The current text drawing subsystem for Zend_Pdf interprets strings
using the character encoding method specified by the host system's
"current locale" (not related to Zend_Locale), typically one of the
ISO-8859 sets. It then converts these strings to ISO-8859-1 (Latin-1)
for drawing.

When drawing text using characters outside of the US-ASCII range
(character codes > 127), you may get different results depending on
the character encoding used to save your PHP source, and the default
character encoding used by the system's current locale. This is the
reason Unicode is so important... it eliminates all of these headaches.

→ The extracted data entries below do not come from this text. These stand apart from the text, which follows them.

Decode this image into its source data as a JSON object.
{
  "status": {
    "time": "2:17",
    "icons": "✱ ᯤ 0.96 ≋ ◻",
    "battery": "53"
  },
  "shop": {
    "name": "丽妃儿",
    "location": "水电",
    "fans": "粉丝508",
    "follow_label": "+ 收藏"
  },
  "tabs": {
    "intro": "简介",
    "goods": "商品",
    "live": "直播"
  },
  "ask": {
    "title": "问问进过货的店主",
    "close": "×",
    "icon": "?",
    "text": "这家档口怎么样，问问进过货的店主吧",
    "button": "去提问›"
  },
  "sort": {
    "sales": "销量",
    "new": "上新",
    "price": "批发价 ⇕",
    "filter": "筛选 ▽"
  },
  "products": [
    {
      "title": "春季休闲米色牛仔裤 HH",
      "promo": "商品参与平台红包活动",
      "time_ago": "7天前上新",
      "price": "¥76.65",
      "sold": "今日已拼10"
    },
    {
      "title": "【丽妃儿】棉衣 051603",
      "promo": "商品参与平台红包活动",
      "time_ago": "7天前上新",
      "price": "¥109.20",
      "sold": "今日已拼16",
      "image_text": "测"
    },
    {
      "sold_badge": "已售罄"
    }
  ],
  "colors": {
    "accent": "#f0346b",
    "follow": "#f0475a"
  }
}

The best solution to this problem today is to explicitly specify the
character encoding method used by the string when calling
Zend_Pdf_Page::drawText(). For example:

$text = "These characters -- ü ï ë -- go here!";
$pdfPage->drawText($text, 72, 72, 'utf-8');

--

Willie Alberty, Owner
Spenlen Media
willie-***@public.gmane.org

http://www.spenlen.com/
Alexander Veremyev
2007-09-04 19:55:22 UTC
Permalink
Yes, Zend_Pdf text drawing method has on optional parameter, which specifies string encoding:
---------------------------------
$page->drawText($outputString1, $x, $y, 'UTF-8');
.....
$page->drawText($outputString2, $x, $y, 'Windows-1252');
---------------------

Only Latin1 character set is supported by "internal" PDF fonts and only Latin1 character set is supported by current implementation of TrueType fonts processing. But strings with these characters may be supplied using any appropriate encoding.


With best regards,
Alexander Veremyev.
-----Original Message-----
Sent: Tuesday, September 04, 2007 5:25 PM
Subject: [fw-formats] Re: [fw-i18n] No umlaut in PDF files
Hy,
*) I expect that Zend_Pdf uses it's own encoding.
*) Zend_Pdf is not related to Zend_Locale or the I18N core.
Locales do not include informations about the encoding which
shall be used.
But anyway... when using other characters than ASCII, like in
your case, everyone is anounced to use UTF-8.
When you have any issue with Zend_Pdf it's better to write
directly to the fw-formats list where Zend_Pdf is related to.
Greetings
Thomas
I18N Team Leader
----- Original Message -----
Sent: Wednesday, August 29, 2007 4:03 PM
Subject: [fw-i18n] No umlaut in PDF files
Hi there,
when creating PDF files with the zend framework, umlauts
ä-ö-ü-ß) are not displayed. There isn't even a "?" or any
cryptic letters,
it is just not displayed.
It doesn't matter if I draw the letters myself or get them out of a
database.
<?php
require_once 'Zend/Locale.php';
$locale = new Zend_Locale('de_DE'); // German language _ Germany
?>
How can I handle to get correct umlauts in PDF?